Plus de 58 % d’abstention. C’est ce triste record de la plus faible participation enregistrée à des élections municipales (encore battu de 10 points lors des régionales et départementales de 2021), qui a mené à la création de l’association Civicpower en 2020. « Nous avons souhaité apporter des pistes de solutions à la lutte contre l’abstention, en particulier pour favoriser le vote des jeunes, en nous engageant en faveur d’une démocratie numérique, à travers le développement d’outils technologiques », explique Marion Le Blanc, cofondatrice et secrétaire générale de Civicpower. Avec un objectif ambitieux : « être une option de vote pour la présidentielle de 2027 », annonce-t-elle.

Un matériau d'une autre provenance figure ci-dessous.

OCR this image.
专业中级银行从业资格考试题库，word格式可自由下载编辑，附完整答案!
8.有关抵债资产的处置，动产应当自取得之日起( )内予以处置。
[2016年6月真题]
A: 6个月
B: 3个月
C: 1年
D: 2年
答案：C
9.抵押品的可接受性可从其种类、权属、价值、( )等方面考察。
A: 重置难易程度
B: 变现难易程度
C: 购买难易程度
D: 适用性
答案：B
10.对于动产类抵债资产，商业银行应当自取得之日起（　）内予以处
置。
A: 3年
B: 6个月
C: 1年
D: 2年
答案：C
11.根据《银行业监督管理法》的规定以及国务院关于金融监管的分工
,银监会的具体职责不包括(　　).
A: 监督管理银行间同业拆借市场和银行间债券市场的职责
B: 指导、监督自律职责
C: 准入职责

LEADER DES APPLICATIONS CITOYENNES
L’association a ainsi développé une plateforme réunissant un ensemble de services « qui visent à intéresser les citoyens à la chose publique » : un outil de vote en ligne gratuit, open source et sécurisé par la blockchain, permettant par exemple d’organiser des référendums d’initiative citoyenne ; un moteur de simulation de second tour de la présidentielle 2022, illustrant le mécanisme de report des voix ; et depuis février, elle s’est associée avec la civic tech NosLois*, outil gratuit de simplification des travaux parlementaires et de mise en relation avec les élus, dont les 225 000 usagers ont rejoint les 15 000 utilisateurs de Civicpower pour former le leader des applications citoyennes.

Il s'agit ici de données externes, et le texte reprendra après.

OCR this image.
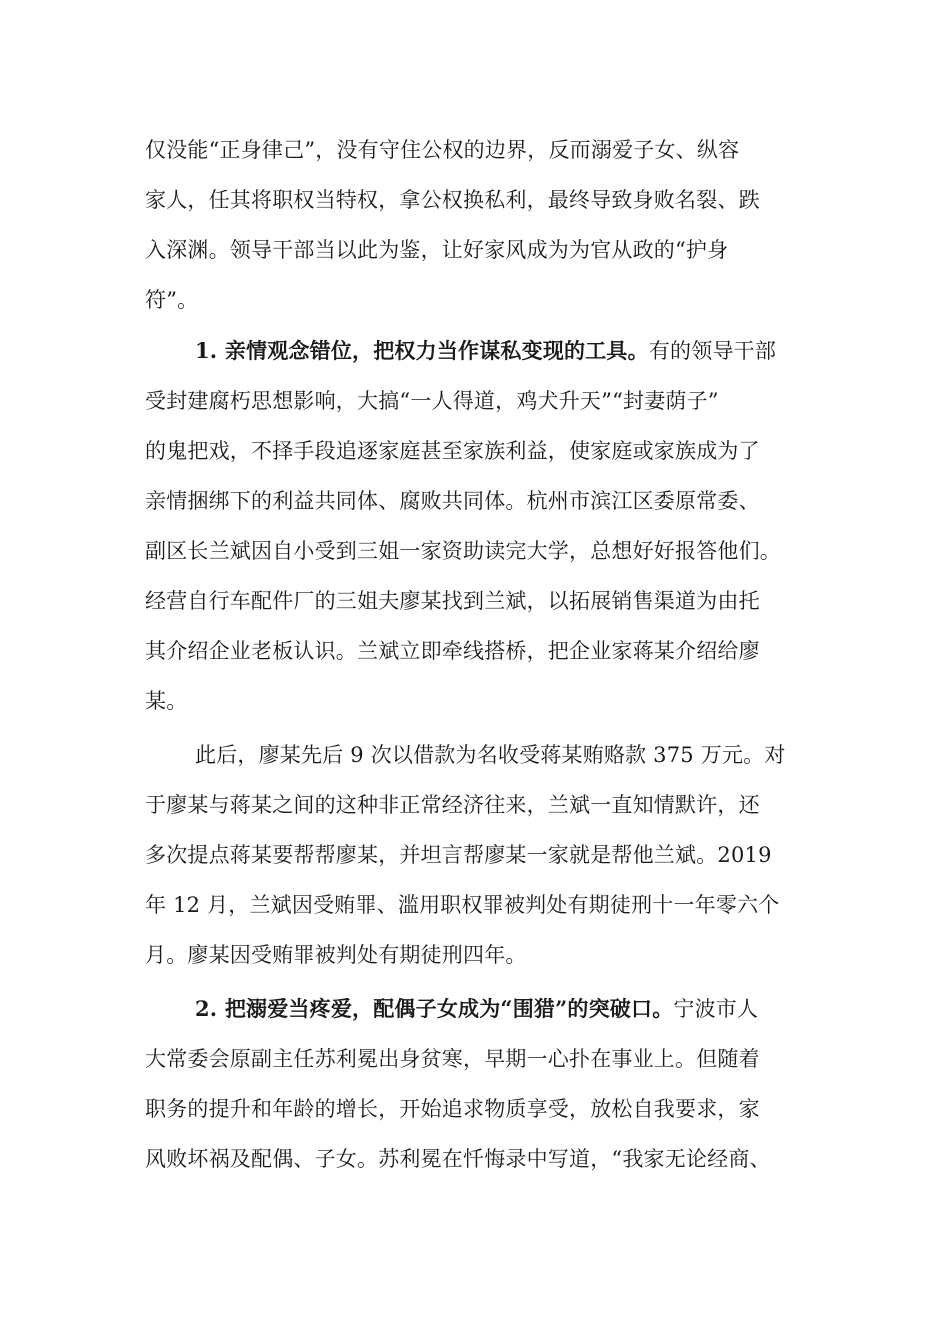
仅没能“正身律己”，没有守住公权的边界，反而溺爱子女、纵容
家人，任其将职权当特权，拿公权换私利，最终导致身败名裂、跌
入深渊。领导干部当以此为鉴，让好家风成为为官从政的“护身
符”。
1. 亲情观念错位，把权力当作谋私变现的工具。有的领导干部
受封建腐朽思想影响，大搞“一人得道，鸡犬升天”“封妻荫子”
的鬼把戏，不择手段追逐家庭甚至家族利益，使家庭或家族成为了
亲情捆绑下的利益共同体、腐败共同体。杭州市滨江区委原常委、
副区长兰斌因自小受到三姐一家资助读完大学，总想好好报答他们。
经营自行车配件厂的三姐夫廖某找到兰斌，以拓展销售渠道为由托
其介绍企业老板认识。兰斌立即牵线搭桥，把企业家蒋某介绍给廖
某。
此后，廖某先后 9 次以借款为名收受蒋某贿赂款 375 万元。对
于廖某与蒋某之间的这种非正常经济往来，兰斌一直知情默许，还
多次提点蒋某要帮帮廖某，并坦言帮廖某一家就是帮他兰斌。2019
年 12 月，兰斌因受贿罪、滥用职权罪被判处有期徒刑十一年零六个
月。廖某因受贿罪被判处有期徒刑四年。
2. 把溺爱当疼爱，配偶子女成为“围猎”的突破口。宁波市人
大常委会原副主任苏利冕出身贫寒，早期一心扑在事业上。但随着
职务的提升和年龄的增长，开始追求物质享受，放松自我要求，家
风败坏祸及配偶、子女。苏利冕在忏悔录中写道，“我家无论经商、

* L’application NosLois a été la 2e application la plus téléchargée sur l’App Store en France en janvier 2021
AUTHENTIFICATION DES VOTANTS
Le cœur du développement de Civicpower portant sur son application de vote en ligne, une seconde entité, la société Votelab SAS, a été créée, afin de développer des services premium et de les commercialiser. « Nous apportons un dispositif technologique sécurisé, ergonomique, facile d’accès et multidevices. Nous proposons en prestation de services l’accompagnement, le conseil, la gestion de projet, l’exécution et le support de la plateforme. Mais surtout, nous mettons à disposition de nos clients une option d’authentification des votants reposant sur un système de vérification complexe », détaille Jean-Sébastien Suze, directeur général de Votelab. En revanche, la partie identification et les données personnelles des votants, elles, sont gérées dans l’association, et la société n’y a pas accès. « C’est la garantie pour les utilisateurs que leurs données personnelles sont protégées, et qu’elles ne seront jamais divulguées ou commercialisées », insiste Marion Le Blanc.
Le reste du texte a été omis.